If they were going to a strip club, sure. But they weren't. This was a professional event. How would you feel if there were a leather-clad male stripper in your cubicle at work. I wouldn't like it... and probably less so if the women at work said "why are you so angry about this?" Because I'm trying to work and this guy is thrusting his pelvis around.
> If they were going to a strip club, sure. But they weren't
These girls were not stripping. Is it so hard to tell the difference between dancers and strippers ? But your point illustrates the hypocrisy of those who feel outraged. Basically labeling any girl that works in the night industry as whores or prostitutes.
if you look at the photos, plenty of people were enjoying themselves, women included :
only a tiny minority felt it created "an hostile environment". Well maybe these people shouldn't have attended a party in a nightclub, because that's the purpose of this kind of place. Go to a bar nearby if your goal is to network, you can't really make deals in a place with loud music. People use the argument that "it wasn't professional", well that's the point of a nightclub.
I don't get this generation of people outraged at anything mildly "sexual", yet never shocked by the day to day violence of our society, video games included.
It was an after-conference party at a games conference. How much more "entertainment" can you get?
Mind you, I personally also wouldn't have liked it. But I also don't like most conference parties and I don't like games. But to me it seems perfectly OK if other people like conference parties or games or conference parties with dancers. And sure, male dancers would probably have been a good addition.
I was at GDC last year (did not go this year due to family emergency) and thought that, with a couple exceptions, everybody there was extremely professional.
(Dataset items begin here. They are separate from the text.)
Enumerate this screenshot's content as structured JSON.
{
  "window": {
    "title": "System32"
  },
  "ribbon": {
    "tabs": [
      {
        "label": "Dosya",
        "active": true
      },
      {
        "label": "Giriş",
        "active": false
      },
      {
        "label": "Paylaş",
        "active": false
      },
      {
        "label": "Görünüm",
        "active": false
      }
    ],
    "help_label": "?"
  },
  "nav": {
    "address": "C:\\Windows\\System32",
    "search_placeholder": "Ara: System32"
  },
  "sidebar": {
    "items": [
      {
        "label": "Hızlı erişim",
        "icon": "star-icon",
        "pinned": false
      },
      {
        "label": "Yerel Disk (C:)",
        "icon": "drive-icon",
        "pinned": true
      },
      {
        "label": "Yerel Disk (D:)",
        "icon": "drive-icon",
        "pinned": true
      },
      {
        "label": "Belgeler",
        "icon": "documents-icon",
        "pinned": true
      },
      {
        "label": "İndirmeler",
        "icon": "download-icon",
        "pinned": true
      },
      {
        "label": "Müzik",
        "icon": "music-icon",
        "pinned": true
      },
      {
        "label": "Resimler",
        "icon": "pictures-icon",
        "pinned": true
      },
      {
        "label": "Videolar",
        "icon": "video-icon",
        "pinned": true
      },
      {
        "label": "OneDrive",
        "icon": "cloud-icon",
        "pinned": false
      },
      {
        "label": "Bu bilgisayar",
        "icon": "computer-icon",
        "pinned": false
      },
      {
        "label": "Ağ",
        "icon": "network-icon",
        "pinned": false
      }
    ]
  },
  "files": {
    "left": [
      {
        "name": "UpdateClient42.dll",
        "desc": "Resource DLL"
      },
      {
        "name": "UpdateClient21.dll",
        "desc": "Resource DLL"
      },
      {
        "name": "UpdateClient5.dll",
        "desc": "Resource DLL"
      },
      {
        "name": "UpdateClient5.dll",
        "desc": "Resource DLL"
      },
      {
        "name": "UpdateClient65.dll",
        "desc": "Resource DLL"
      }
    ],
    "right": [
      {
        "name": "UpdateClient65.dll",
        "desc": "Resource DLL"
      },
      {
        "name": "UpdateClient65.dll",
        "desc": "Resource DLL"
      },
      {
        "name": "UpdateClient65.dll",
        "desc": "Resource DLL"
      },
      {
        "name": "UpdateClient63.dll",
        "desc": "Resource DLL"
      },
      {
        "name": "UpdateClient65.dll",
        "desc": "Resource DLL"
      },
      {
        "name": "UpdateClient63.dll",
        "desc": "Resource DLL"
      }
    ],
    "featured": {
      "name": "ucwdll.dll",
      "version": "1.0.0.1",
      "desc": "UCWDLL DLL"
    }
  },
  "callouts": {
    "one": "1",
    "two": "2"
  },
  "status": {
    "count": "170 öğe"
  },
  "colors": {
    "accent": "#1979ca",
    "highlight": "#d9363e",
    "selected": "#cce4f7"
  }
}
There was only one booth staffed with 'booth babes' (I don't remember who, but they were Russian).
(I'm not going to name the other unprofessional group because their biggest sin was 'being slovenly)
sure but my moral code is out of date, so booth babes, and dancers at video games are out. what about cosplayers and female promoters?
are we allowed to promote things with models? can we have scantily clad girls at the grand prix anymore? or are they professional events? do we need to change beach volleyball uniforms?
i feel like i missed my morality update patch... someone got the latest changelog.txt?
Is your question whether MS procuring the dancers was sexist, or whether any of the attendees were reasonable in their discomfort?
I'd say the second one is true, which makes the first one true.
Dancers aren't inherently sexist (in my opinion) but highly sexualised costumes like that bring out all sorts of feelings in the audience that can in some cases effect their behaviour.
Women make more conscious choices in terms of when and how they enter sexualised environments like that because of the shadow of harrassment and ultimately sexual assault. Having that sexualised performance dropped in out of context takes away that ability to choose.
In that light I think Microsoft's assumption that their audience are all horny nerds who'd love to see schoolgirls dance in their bra is a bit on the sexist side.